Introduction
TOC
Preface
LLM Compressor, part of the vLLM project for efficient serving of LLMs, integrates the latest model compression research into a single open-source library enabling the generation of efficient, compressed models with minimal effort.
The framework allows users to apply some of the most recent research on model compression techniques to improve generative AI (gen AI) models' efficiency, scalability and performance while maintaining accuracy. With native support for Hugging Face and vLLM, the compressed models can be integrated into deployment pipelines, delivering faster and more cost-effective inference at scale.
LLM Compressor allows you to perform model optimization techniques such as quantization, sparsity, and compression to reduce memory use, model size, and improve inference without affecting the accuracy of model responses. The following compression methodologies are supported by LLM Compressor:
- Quantization: Converts model weights and activations to lower-bit formats such as int8, reducing memory usage.
- Sparsity: Sets a portion of model weights to zero, often in fixed patterns, allowing for more efficient computation.
- Compression: Shrinks the saved model file size, ideally with minimal impact on performance.

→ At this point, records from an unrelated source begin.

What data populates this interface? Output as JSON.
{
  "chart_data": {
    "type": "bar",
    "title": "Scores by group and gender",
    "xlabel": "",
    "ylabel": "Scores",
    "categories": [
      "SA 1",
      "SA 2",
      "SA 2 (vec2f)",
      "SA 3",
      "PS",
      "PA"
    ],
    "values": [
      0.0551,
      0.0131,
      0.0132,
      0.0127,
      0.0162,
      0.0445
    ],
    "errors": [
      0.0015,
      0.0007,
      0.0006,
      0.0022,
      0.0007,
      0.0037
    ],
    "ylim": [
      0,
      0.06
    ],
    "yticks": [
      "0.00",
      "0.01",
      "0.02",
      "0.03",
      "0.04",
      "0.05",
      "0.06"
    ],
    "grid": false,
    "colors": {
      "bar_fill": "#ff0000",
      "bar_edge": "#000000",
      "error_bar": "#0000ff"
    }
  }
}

Use these methods together to deploy models more efficiently on resource-limited hardware.
LLM Compressor supports a wide variety of compression techniques:
- Weight-only quantization (W4A16) compresses model weights to 4-bit precision, valuable for AI applications with limited hardware resources or high sensitivity to latency.

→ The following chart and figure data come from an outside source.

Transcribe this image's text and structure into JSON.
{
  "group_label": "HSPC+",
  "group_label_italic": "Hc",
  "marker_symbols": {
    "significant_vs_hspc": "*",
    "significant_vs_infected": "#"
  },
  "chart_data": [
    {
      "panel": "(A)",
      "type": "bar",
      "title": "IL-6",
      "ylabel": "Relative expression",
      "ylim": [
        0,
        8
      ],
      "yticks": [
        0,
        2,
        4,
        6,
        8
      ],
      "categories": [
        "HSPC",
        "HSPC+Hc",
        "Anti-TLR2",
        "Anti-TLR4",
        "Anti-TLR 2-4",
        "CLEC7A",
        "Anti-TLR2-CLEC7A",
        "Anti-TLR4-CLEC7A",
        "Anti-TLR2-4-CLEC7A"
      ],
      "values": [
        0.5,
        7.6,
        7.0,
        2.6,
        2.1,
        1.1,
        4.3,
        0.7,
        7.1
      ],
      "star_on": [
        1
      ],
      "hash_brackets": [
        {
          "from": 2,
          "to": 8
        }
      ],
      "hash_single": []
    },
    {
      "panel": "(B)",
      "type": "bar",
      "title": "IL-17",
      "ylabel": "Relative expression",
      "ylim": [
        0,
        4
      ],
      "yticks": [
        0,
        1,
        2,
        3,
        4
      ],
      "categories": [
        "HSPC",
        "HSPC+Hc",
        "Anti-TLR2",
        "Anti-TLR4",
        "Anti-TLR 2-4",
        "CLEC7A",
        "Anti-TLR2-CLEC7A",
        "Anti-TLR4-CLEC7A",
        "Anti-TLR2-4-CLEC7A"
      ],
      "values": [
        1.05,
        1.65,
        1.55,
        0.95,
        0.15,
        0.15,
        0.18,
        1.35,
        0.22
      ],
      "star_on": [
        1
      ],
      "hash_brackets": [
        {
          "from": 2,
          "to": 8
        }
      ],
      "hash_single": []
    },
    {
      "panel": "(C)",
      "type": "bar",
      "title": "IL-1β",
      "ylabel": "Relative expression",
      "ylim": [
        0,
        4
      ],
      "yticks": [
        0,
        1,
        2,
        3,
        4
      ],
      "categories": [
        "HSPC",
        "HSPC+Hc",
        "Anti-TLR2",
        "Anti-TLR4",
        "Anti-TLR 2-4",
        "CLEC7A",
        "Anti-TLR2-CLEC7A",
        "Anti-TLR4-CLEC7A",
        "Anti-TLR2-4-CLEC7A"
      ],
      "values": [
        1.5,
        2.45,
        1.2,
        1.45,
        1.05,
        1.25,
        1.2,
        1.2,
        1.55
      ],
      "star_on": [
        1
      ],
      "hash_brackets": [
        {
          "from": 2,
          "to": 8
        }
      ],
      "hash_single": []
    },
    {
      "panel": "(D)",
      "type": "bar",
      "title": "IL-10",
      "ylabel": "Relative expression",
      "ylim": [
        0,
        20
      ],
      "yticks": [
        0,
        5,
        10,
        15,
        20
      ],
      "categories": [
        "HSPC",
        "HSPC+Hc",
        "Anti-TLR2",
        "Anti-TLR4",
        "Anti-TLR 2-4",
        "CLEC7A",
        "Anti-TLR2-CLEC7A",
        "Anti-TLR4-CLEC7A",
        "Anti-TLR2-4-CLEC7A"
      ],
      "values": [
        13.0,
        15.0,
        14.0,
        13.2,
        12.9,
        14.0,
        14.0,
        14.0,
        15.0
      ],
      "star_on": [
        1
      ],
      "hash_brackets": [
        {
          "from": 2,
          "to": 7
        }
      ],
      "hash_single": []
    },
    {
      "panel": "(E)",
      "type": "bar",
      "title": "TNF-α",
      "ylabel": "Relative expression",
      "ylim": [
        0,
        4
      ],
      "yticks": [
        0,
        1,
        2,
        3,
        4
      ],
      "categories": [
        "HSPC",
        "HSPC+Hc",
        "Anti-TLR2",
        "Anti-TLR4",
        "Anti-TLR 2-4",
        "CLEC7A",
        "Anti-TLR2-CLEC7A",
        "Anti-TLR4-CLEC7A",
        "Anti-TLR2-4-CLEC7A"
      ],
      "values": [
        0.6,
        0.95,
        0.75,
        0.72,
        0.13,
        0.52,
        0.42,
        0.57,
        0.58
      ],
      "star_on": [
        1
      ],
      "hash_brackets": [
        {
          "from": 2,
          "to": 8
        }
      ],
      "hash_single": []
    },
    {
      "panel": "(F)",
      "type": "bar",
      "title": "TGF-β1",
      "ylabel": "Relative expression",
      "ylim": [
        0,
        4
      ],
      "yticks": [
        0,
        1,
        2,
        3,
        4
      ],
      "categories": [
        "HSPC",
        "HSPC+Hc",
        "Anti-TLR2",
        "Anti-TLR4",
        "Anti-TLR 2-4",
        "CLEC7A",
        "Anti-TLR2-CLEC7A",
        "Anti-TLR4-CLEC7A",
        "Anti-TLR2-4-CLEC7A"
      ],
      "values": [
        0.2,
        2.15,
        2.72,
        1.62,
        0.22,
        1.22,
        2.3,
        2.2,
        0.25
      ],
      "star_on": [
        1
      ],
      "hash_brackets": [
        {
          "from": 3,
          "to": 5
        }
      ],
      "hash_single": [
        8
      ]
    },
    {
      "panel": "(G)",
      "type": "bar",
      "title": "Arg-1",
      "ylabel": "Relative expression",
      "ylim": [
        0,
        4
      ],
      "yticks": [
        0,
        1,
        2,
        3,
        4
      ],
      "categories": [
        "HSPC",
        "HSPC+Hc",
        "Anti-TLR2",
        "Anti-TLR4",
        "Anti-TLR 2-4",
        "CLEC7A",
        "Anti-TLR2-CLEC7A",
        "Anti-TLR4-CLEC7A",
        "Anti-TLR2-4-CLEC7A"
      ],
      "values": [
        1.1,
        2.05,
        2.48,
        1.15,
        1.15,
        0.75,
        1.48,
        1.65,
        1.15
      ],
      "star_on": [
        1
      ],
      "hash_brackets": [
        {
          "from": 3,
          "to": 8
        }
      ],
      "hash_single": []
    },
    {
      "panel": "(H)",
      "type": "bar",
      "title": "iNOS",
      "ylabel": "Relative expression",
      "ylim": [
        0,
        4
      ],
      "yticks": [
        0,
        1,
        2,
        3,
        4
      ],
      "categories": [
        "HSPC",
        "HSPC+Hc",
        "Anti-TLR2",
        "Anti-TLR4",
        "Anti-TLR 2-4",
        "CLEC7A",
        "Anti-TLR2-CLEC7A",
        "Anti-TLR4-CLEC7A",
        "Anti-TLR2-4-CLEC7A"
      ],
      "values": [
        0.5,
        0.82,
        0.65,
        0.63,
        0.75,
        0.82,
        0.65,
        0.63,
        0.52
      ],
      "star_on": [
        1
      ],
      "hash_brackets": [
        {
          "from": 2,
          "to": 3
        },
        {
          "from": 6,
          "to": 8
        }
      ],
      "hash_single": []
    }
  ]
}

- Weight and activation quantization (W8A8) compresses both weights and activations to 8-bit precision, targeting general server scenarios for integer and floating point formats.
- Weight pruning, also known as sparsification, removes certain weights from the model entirely. While this requires fine-tuning, it can be used in conjunction with quantization for further inference acceleration.

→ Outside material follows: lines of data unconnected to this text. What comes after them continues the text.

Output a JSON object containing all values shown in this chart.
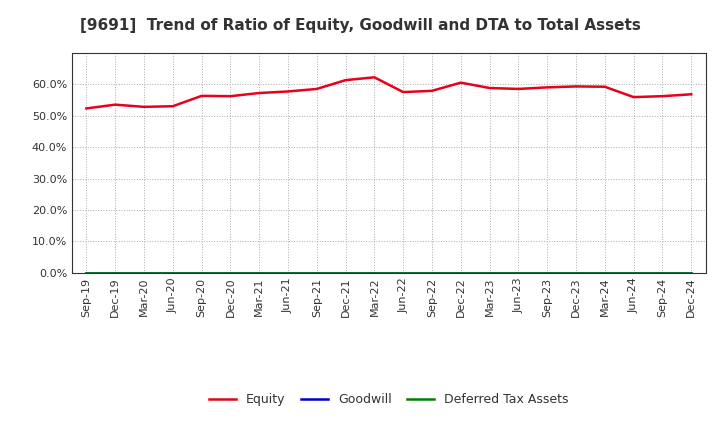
{
  "title": "[9691]  Trend of Ratio of Equity, Goodwill and DTA to Total Assets",
  "x_labels": [
    "Sep-19",
    "Dec-19",
    "Mar-20",
    "Jun-20",
    "Sep-20",
    "Dec-20",
    "Mar-21",
    "Jun-21",
    "Sep-21",
    "Dec-21",
    "Mar-22",
    "Jun-22",
    "Sep-22",
    "Dec-22",
    "Mar-23",
    "Jun-23",
    "Sep-23",
    "Dec-23",
    "Mar-24",
    "Jun-24",
    "Sep-24",
    "Dec-24"
  ],
  "equity": [
    52.3,
    53.5,
    52.8,
    53.0,
    56.3,
    56.2,
    57.2,
    57.7,
    58.5,
    61.3,
    62.2,
    57.5,
    57.9,
    60.5,
    58.8,
    58.5,
    59.0,
    59.3,
    59.2,
    55.9,
    56.2,
    56.8
  ],
  "goodwill": [
    0.0,
    0.0,
    0.0,
    0.0,
    0.0,
    0.0,
    0.0,
    0.0,
    0.0,
    0.0,
    0.0,
    0.0,
    0.0,
    0.0,
    0.0,
    0.0,
    0.0,
    0.0,
    0.0,
    0.0,
    0.0,
    0.0
  ],
  "dta": [
    0.0,
    0.0,
    0.0,
    0.0,
    0.0,
    0.0,
    0.0,
    0.0,
    0.0,
    0.0,
    0.0,
    0.0,
    0.0,
    0.0,
    0.0,
    0.0,
    0.0,
    0.0,
    0.0,
    0.0,
    0.0,
    0.0
  ],
  "equity_color": "#e8001c",
  "goodwill_color": "#0000cc",
  "dta_color": "#008000",
  "ylim": [
    0,
    70
  ],
  "yticks": [
    0,
    10,
    20,
    30,
    40,
    50,
    60
  ],
  "background_color": "#ffffff",
  "plot_bg_color": "#ffffff",
  "grid_color": "#aaaaaa",
  "title_fontsize": 11,
  "tick_fontsize": 8,
  "legend_labels": [
    "Equity",
    "Goodwill",
    "Deferred Tax Assets"
  ]
}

LLM Compressor supports several compression algorithms:
- AWQ: Weight only INT4 quantization
- GPTQ: Weight only INT4 quantization
- FP8: Dynamic per-token quantization
- SparseGPT: Post-training sparsity
- SmoothQuant: Activation quantization
Each of these compression methods computes optimal scales and zero-points for weights and activations. Optimized scales can be per tensor, channel, group, or token. The final result is a compressed model saved with all its applied quantization parameters.